- Born: 1835 Württemberg
- Died: September 26, 1893 (aged 57–58)
- Buried: Bath, New York
- Allegiance: United States
- Branch: United States Army
- Service years: 1862 - 1865
- Rank: Corporal
- Unit: Company E, 158th New York Volunteer Infantry Regiment
- Conflicts: Battle of Chaffin's Farm American Civil War
- Awards: Medal of Honor

= George M. Grueb =

U.S. Medal of Honor recipient

George Grueb (1835 - September 26, 1893) was an American soldier who fought in the American Civil War. Grueb received his country's highest award for bravery during combat, the Medal of Honor. Grueb's medal was won for his capturing a flag at the Battle of Chaffin's Farm in Virginia on September 29, 1864. He was honored with the award on April 6, 1865.

Grueb was born in Württemberg, Germany.

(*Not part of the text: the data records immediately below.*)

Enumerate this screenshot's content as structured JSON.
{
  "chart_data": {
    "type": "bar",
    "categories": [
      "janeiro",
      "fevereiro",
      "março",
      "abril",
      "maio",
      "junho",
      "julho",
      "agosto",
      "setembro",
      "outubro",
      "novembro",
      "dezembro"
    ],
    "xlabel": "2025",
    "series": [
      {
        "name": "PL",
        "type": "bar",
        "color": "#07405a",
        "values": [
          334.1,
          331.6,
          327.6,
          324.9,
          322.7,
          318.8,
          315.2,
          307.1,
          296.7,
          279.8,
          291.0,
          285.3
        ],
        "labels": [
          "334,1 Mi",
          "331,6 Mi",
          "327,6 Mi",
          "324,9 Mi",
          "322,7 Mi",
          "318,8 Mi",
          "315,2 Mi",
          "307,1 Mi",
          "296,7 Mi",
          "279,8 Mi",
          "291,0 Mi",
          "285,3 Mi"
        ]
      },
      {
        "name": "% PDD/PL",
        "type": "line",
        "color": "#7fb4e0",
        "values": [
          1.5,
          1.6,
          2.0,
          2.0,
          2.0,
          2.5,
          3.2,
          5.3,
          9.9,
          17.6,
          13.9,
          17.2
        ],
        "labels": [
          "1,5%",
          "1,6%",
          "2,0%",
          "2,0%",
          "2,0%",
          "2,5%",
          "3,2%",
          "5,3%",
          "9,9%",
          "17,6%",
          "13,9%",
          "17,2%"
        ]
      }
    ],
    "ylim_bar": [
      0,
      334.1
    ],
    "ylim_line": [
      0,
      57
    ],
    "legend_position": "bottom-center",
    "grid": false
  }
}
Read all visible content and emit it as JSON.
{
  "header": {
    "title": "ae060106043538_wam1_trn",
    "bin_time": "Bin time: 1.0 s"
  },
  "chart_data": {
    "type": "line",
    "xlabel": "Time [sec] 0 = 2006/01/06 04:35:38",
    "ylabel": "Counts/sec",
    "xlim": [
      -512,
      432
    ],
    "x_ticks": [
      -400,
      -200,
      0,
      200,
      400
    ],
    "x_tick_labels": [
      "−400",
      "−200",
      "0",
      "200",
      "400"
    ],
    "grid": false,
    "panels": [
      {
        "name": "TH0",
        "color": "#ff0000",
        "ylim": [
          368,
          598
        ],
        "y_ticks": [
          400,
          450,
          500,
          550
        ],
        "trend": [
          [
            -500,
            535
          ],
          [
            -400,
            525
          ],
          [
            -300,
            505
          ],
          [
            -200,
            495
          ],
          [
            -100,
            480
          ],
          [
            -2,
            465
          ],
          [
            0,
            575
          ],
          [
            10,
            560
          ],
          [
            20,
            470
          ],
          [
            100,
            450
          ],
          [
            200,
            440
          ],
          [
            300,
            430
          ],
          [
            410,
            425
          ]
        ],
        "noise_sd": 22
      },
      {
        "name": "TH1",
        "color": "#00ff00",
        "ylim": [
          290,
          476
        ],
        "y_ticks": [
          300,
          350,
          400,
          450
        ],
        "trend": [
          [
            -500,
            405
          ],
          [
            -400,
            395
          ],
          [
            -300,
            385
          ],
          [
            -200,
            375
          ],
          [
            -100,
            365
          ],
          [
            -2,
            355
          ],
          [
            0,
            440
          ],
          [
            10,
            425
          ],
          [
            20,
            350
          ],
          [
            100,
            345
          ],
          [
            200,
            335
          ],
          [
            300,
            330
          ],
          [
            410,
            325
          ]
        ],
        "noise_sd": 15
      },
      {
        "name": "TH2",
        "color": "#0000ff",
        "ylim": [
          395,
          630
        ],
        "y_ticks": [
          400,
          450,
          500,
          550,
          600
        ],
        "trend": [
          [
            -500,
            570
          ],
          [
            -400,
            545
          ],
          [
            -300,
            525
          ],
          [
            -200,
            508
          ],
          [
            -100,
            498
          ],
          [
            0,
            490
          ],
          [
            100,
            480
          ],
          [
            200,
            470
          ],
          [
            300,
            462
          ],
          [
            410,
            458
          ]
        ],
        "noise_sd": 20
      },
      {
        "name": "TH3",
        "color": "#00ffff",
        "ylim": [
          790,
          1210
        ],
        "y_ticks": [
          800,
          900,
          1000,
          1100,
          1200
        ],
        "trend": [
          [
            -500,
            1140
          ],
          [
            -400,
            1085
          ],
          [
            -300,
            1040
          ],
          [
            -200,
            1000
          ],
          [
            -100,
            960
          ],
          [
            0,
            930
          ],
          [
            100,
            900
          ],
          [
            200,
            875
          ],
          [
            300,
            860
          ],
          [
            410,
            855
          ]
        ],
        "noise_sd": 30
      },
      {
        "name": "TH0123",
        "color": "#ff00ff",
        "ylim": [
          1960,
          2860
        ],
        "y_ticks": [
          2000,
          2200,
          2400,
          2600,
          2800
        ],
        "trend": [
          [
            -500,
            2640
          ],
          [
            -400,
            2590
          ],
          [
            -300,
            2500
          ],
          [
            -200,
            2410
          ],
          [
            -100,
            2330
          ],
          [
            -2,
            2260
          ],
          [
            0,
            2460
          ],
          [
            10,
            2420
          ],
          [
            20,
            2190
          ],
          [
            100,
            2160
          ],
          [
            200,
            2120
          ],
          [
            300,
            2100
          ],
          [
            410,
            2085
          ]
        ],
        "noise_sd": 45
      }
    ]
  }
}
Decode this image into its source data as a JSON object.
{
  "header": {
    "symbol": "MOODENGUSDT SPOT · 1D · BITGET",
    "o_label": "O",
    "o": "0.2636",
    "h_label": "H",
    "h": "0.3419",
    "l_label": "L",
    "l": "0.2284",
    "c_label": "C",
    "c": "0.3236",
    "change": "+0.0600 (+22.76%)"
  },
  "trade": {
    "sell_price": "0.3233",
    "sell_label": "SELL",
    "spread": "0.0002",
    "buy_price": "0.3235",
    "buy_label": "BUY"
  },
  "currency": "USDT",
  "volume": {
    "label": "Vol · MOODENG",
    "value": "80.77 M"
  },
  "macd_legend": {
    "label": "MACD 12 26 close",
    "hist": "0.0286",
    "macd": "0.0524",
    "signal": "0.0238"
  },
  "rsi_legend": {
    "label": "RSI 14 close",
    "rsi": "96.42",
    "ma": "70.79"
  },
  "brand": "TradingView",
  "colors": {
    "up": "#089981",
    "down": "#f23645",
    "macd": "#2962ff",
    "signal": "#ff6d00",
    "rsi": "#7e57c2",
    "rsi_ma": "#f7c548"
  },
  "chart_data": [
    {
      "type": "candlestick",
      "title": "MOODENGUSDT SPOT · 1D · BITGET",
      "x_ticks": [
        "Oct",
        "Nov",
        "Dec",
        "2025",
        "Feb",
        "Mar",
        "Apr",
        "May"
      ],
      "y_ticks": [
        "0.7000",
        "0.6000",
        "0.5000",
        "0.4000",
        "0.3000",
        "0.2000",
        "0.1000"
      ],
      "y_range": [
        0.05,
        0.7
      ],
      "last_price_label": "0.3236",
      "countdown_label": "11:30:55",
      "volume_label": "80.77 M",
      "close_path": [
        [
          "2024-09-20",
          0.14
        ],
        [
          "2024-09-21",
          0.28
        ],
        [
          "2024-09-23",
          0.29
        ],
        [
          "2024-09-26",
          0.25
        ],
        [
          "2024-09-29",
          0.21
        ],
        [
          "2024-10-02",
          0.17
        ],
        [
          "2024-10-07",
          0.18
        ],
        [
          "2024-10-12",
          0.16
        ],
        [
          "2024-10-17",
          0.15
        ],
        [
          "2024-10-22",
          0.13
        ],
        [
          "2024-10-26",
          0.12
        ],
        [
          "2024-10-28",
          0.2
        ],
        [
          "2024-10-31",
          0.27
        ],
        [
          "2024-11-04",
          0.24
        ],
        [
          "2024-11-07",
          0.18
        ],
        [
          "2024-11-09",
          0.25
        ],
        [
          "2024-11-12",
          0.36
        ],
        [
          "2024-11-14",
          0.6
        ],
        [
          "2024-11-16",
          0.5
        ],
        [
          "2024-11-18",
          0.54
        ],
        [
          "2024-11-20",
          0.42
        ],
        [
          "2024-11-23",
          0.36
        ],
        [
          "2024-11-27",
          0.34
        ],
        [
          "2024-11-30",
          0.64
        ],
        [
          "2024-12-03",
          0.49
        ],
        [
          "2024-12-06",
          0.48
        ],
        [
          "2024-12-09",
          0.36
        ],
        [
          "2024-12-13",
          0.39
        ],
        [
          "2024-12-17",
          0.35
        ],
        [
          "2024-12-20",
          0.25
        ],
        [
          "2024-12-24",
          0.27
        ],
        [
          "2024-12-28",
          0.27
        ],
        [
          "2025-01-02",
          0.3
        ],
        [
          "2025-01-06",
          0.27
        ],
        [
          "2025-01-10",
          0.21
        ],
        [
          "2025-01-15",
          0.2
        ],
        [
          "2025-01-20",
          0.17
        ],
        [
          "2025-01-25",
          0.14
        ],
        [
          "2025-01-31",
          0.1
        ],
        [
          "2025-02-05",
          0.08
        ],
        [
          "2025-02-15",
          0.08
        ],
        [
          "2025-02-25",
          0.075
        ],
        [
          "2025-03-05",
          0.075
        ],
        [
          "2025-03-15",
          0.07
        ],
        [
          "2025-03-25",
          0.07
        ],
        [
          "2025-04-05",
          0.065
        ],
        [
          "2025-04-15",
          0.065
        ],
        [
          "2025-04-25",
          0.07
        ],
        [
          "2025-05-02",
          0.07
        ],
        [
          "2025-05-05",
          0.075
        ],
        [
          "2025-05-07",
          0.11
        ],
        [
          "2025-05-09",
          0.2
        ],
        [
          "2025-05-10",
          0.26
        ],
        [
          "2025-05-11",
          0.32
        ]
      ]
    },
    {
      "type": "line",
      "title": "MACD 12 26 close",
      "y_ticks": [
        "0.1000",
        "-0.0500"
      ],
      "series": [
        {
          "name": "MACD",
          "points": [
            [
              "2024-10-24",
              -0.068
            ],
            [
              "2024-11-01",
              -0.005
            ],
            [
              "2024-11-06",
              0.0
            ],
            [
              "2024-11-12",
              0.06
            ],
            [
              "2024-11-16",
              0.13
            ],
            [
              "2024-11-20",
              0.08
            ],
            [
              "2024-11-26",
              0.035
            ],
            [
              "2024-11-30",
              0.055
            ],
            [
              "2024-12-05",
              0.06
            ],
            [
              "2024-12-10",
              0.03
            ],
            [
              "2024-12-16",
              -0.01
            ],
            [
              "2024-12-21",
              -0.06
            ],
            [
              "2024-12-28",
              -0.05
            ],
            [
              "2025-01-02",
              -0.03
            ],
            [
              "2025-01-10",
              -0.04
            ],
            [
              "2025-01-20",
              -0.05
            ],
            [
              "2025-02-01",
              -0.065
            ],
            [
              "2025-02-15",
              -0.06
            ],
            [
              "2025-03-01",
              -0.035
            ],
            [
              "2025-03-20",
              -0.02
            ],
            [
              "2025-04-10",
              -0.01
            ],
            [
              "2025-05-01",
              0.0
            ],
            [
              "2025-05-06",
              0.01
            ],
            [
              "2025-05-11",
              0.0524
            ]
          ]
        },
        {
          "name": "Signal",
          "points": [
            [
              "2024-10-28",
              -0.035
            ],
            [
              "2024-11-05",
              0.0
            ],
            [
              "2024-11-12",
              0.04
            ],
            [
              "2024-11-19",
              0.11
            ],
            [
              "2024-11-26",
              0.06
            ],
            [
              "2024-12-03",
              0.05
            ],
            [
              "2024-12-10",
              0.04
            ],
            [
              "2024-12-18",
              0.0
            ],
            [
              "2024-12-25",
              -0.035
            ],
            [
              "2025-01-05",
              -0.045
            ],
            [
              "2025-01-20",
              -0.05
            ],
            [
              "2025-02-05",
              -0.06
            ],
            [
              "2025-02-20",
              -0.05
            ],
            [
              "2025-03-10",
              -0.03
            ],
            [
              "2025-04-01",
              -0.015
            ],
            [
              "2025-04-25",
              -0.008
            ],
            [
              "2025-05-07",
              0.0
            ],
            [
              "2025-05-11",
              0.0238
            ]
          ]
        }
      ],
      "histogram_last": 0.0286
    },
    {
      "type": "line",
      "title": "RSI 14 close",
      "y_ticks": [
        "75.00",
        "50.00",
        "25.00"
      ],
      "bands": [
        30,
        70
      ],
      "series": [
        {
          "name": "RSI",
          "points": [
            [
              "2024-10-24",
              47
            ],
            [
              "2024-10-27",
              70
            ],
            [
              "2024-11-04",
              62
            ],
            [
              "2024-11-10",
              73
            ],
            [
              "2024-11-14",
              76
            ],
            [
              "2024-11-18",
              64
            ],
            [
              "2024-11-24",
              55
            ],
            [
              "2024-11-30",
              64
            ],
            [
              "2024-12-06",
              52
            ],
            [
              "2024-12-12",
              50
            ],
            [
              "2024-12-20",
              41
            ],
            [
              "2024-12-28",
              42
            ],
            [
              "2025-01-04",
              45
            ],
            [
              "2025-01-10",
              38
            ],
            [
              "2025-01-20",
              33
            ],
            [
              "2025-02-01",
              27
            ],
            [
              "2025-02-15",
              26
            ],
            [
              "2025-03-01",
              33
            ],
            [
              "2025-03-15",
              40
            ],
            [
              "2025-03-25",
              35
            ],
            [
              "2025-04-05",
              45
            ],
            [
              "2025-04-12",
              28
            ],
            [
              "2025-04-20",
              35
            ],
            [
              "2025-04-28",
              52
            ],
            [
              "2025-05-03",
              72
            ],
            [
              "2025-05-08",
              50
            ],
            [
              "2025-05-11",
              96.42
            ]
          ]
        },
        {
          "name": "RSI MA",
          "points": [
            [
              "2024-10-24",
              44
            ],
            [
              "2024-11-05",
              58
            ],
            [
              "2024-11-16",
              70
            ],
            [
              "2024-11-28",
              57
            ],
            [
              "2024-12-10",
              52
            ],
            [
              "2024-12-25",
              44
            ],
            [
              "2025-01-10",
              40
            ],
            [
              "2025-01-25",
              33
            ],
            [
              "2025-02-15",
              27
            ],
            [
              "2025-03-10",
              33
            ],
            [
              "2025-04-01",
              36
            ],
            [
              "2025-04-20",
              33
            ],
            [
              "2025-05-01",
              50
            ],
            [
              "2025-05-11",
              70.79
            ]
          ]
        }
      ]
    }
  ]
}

He joined the Army from Brooklyn in August 1862, and mustered out with his regiment in June 1865. He was buried in Bath, New York.

==Medal of Honor citation==

The President of the United States of America, in the name of Congress, takes pleasure in presenting the Medal of Honor to Private George M. Grueb, United States Army, for extraordinary heroism on 29 September 1864, while serving with Company E, 158th New York Infantry, in action at Chapin's Farm, Virginia, for gallantry in advancing to the ditch of the enemy's works.